Il rapporto tra adolescenti e adulti, che siano quest’ultimi genitori, insegnanti o semplici conoscenze, condizionano in maniera significativa l’evoluzione di una persona. È di questo che ci parla, principalmente, Fatima Daas, trentenne nata da genitori musulmani osservanti. La protagonista del romanzo, Kayden Abad, cresciuta in una banlieue parigina, Clichy-sous-Bois, in una famiglia poco avvezza a parlare di sessualità, rivendica, fin da piccola, il diritto di esprimere le proprie idee. Ha un grande talento, nello scrivere, che a scuola non passa inosservato. Durante gli studi viene notata da Garance Fontaine, la sua insegnate di Lettere, che la spinge a coltivare la sua dote: le prospetta un’avvenire brillante e la possibilità di ammissione alla facoltà di Scienze Politiche, la più ambita dagli studenti liceali.

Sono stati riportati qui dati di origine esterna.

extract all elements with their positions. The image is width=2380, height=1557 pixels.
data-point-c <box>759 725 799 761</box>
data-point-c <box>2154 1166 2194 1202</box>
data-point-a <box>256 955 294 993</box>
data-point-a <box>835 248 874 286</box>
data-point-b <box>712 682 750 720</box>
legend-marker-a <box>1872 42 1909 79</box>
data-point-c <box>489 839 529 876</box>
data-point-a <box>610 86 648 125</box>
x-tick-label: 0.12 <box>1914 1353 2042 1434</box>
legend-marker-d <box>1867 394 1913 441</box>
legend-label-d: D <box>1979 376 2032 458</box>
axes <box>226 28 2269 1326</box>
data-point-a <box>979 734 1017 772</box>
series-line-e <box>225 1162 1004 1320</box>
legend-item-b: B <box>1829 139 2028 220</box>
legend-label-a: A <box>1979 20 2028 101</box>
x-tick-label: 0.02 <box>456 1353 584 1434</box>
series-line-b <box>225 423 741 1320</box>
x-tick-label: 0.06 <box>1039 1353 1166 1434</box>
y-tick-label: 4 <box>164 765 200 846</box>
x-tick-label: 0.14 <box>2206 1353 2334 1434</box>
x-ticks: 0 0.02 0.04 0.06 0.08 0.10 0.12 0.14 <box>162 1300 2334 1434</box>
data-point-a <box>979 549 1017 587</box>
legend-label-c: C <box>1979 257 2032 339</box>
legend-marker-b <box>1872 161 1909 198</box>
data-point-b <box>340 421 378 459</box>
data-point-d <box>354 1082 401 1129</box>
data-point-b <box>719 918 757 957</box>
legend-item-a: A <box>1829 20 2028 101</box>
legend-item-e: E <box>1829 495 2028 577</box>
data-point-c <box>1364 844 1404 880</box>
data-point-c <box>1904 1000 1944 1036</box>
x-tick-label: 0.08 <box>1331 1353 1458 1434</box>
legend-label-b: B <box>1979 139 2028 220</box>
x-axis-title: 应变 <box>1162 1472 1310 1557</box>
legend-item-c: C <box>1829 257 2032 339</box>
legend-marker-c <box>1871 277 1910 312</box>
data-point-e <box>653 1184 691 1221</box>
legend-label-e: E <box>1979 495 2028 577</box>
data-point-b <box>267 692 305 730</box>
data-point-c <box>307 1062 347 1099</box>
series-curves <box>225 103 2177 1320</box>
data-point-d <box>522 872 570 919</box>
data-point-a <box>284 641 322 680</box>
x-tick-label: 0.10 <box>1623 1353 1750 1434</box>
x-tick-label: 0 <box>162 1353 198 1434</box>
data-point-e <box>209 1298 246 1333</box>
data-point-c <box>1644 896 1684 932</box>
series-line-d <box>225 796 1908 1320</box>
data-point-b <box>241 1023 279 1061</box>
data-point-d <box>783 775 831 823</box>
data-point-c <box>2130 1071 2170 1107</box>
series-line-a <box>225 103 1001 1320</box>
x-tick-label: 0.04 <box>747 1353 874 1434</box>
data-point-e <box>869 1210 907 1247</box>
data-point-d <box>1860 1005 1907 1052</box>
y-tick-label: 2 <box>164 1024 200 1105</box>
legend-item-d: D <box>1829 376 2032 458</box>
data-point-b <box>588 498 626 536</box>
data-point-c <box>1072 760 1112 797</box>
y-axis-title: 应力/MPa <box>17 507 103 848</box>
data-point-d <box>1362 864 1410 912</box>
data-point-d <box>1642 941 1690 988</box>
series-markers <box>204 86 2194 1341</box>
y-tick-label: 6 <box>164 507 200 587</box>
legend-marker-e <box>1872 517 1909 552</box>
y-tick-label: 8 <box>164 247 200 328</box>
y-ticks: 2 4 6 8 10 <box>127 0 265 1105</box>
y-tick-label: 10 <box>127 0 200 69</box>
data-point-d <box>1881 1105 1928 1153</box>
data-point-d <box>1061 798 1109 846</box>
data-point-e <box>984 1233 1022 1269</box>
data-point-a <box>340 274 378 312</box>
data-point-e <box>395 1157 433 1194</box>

Ma il gioco si fa fin dall’inizio torbido: sfruttando il fascino del mentore e avviando un’ambigua relazione di seduzione, la professoressa instaura con la ragazza un rapporto contraddittorio, fatto di ammiccamenti e allontanamenti.
La protagonista scopre la sua attrazione per il sesso femminile, il suo interesse sentimentale per Fontaine che, a volte, non sembra insensibile alla sua attenzione. E la storia si complica, Kayden comprende, poco alla volta, come l’amicizia e la solidarietà con i suoi compagni sia una delle poche cose su cui poter fare affidamento, l’unica forma di resistenza contro una società reazionaria e a come gli adulti possano manipolare gli adolescenti: un sistema educativo troppo rigido può calpestare le ambizioni degli adolescenti in maniera determinante. Una critica al modello sociale attuale che sembra premiare un individualismo che è solo uno strumento per dividere e condizionare.
Una scrittura brillante ed evocativa, pungente e profonda che mette in dubbio la meritocrazia come metodo di scelta: chi decide chi è il più meritevole? Tratteggi psicologici dei personaggi precisi e realistici, la ricerca di identità ed emancipazione della protagonista fanno del romanzo un testo attuale e contemporaneo che dà un quadro efficace dei nostri tempi. Dal romanzo precedente dell’autrice La più piccola, è stato tratto un film omonimo, della regista Hafsia Herzi, acclamato al festival di Cannes. Una giovane scrittrice di talento di cui, senza dubbio, sentiremo parlare ancora in futuro.